While that may be true, if the assessments of the environment, and by implication the choice of activities, chosen by the members˙of the system, are consistent, then there will be very little variety in the activities of the members. As long as the chosen sets of activities result in outcomes that the members identify with success then the system will grow stronger and the variety will decrease. This, however, often leads the system into real problems when environmental change forces it to encounter new and novel problems because there will not be sufficient variety, meaning there will not be included in the variety within the system a set of activities which can successfully confront new and unforseen events. The 1980's drought in Africa, particularly in its early stages, illustrates this problem because many societies were faced with a rapidly changing environment without the knowledge within their cultural heritage needed to develop new methods that would be appropriate to their changed conditions.

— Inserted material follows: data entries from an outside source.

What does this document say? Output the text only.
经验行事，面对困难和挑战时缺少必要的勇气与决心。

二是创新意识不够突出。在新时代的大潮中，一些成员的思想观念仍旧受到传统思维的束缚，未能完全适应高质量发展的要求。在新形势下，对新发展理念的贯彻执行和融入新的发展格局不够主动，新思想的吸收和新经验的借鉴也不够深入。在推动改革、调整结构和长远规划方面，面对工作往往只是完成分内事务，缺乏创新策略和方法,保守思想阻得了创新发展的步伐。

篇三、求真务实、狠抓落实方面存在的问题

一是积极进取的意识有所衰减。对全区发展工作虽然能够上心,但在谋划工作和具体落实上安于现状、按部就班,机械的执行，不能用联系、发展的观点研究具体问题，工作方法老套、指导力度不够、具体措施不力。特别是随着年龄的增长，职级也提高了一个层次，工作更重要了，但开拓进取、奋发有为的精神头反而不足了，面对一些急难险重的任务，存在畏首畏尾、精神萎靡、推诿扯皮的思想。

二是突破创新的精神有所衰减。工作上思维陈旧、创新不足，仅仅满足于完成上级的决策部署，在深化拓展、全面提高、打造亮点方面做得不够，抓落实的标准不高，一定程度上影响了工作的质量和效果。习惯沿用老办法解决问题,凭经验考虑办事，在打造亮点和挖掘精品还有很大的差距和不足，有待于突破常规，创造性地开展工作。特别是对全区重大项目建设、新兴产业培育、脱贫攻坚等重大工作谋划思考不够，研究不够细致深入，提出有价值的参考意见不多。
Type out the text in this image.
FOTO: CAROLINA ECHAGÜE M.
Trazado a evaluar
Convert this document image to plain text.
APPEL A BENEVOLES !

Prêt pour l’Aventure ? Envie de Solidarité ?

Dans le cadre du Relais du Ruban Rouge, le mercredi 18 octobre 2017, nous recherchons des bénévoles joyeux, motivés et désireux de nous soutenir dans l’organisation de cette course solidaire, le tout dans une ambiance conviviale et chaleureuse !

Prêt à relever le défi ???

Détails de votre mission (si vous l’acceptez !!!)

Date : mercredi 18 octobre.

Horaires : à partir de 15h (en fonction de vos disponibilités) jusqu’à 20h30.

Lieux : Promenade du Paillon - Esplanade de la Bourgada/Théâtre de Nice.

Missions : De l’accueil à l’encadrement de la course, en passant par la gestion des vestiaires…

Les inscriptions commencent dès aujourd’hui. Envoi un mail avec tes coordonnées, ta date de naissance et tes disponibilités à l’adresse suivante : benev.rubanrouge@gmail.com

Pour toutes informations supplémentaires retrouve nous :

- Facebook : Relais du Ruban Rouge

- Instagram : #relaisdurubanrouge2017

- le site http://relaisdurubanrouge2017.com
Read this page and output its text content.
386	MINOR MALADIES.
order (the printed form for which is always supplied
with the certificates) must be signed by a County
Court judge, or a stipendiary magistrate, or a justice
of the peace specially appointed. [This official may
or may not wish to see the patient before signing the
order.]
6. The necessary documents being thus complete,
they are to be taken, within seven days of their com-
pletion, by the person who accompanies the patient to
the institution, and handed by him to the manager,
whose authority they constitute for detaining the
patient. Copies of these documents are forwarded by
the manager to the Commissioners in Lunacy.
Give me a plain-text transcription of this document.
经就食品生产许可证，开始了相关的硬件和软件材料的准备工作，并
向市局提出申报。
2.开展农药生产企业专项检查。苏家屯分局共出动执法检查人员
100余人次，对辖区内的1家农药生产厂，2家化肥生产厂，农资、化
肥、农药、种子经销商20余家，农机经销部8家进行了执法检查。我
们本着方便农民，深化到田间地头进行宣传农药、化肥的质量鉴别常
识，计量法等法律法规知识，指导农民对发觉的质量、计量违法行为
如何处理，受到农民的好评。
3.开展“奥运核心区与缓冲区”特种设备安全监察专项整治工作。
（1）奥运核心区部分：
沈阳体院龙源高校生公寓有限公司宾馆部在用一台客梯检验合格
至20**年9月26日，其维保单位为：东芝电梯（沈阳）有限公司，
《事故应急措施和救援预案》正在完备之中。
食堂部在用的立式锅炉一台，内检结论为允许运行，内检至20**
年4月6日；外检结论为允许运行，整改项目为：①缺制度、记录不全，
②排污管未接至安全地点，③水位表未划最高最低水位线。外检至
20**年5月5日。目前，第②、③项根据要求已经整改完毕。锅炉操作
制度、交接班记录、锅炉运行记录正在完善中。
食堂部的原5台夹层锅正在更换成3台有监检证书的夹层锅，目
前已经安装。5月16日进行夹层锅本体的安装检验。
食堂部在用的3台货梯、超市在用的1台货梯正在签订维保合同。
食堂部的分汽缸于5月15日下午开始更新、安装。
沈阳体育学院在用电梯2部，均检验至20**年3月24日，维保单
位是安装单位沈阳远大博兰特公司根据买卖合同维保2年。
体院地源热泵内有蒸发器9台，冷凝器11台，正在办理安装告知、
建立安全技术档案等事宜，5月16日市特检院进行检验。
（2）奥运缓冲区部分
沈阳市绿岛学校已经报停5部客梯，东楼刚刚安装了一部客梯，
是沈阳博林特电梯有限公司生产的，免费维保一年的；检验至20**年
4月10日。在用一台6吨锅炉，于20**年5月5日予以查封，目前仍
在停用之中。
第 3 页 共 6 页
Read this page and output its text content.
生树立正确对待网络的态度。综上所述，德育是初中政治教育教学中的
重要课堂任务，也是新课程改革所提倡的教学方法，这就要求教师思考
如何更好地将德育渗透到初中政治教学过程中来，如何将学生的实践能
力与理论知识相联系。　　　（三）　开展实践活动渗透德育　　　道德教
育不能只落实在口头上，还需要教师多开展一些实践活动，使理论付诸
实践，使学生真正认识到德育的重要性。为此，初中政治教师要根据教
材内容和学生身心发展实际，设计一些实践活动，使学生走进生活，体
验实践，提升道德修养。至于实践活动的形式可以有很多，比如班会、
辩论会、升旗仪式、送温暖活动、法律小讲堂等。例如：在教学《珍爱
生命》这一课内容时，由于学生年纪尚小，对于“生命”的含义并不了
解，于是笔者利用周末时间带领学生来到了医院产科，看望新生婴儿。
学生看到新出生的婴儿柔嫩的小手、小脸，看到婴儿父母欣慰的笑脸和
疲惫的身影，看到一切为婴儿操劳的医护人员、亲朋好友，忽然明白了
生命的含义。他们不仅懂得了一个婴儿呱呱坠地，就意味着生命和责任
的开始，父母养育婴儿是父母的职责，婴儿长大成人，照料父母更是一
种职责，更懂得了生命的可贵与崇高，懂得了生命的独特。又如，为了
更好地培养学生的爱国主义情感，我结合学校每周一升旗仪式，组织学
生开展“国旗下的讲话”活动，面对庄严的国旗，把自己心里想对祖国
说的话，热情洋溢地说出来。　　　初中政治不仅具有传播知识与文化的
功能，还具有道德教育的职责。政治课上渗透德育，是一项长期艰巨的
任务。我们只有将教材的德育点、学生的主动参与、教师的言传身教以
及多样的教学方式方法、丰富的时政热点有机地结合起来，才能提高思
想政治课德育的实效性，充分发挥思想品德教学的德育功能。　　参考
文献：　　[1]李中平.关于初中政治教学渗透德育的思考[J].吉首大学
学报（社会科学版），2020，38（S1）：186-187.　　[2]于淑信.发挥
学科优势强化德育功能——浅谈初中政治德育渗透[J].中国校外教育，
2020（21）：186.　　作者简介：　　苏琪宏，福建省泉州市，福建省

This is the nature of social reflexivity. The ideal system would constrain the activities of the individuals to those which result in outcomes that are successful in terms the individuals recognize. At the same time it would allow enough variety that in the case of environmental change there would be available activities that could successfully overcome new and unexpected problems. This is a condition that does not happen with simple hierarchical control systems, it is only possible with self-reflexivity, or the ability of the individuals of a social system to reflect on and evaluate both their conception of the system and their role in it and to choose activities from among the available variety according to their own personal evaluation. It is a threshold property that does not occur until we reach that level of complexity which includes social systems. This means, for example, that ideologies or value structures are developed out of the interactions of the individuals who make up the society. Such members may reject that responsibility and thus be at the mercy of indiscriminate complex forces. They may build into their ideologies escape clauses such as Marx's view of history, or Smith's theory of an invisible hand, but ultimately, whether through action or inaction, they cannot evade that responsibility or they will reap the consequences of their action.

The failure of world powers in their attempts to force their own ideologies on third world countries is final proof of another property The imposition of outside concepts on an indigenous culture will essentially short-circuit self-reflexivity. Every successful social systern has developed from the ground up. The only individuals who can make it a success are those who make up the society. It is not that successful systems do not arise from the interference of outside powers, it is just that to the extent they are successful they reflect the underlying ideology of the indigenous people. The limited successes of the planned economies in Hungary and Yugoslavia were directly related to the infusion of local ideas while the problems in Poland and Afghanistan are essentially confrontations between external and internal ideologies

Secondly, only a society in which all of the people identify themselves as contributing members and are therefore willing to accept responsibility for the societies actions will have the necessary mechanism of self-reflection to enable them to develop into a fair and just society. Here lies the great advantage of a democratic society, to the extent that the members of a society believe that they have a meaningful impact on political processes and to that extent only will members of the society feel they are responsible for the impact of the societies laws. Finally, the long-range survivability of a society is directly related to the amount of variety in the form of anarchistically developed worldviews allowed by the society.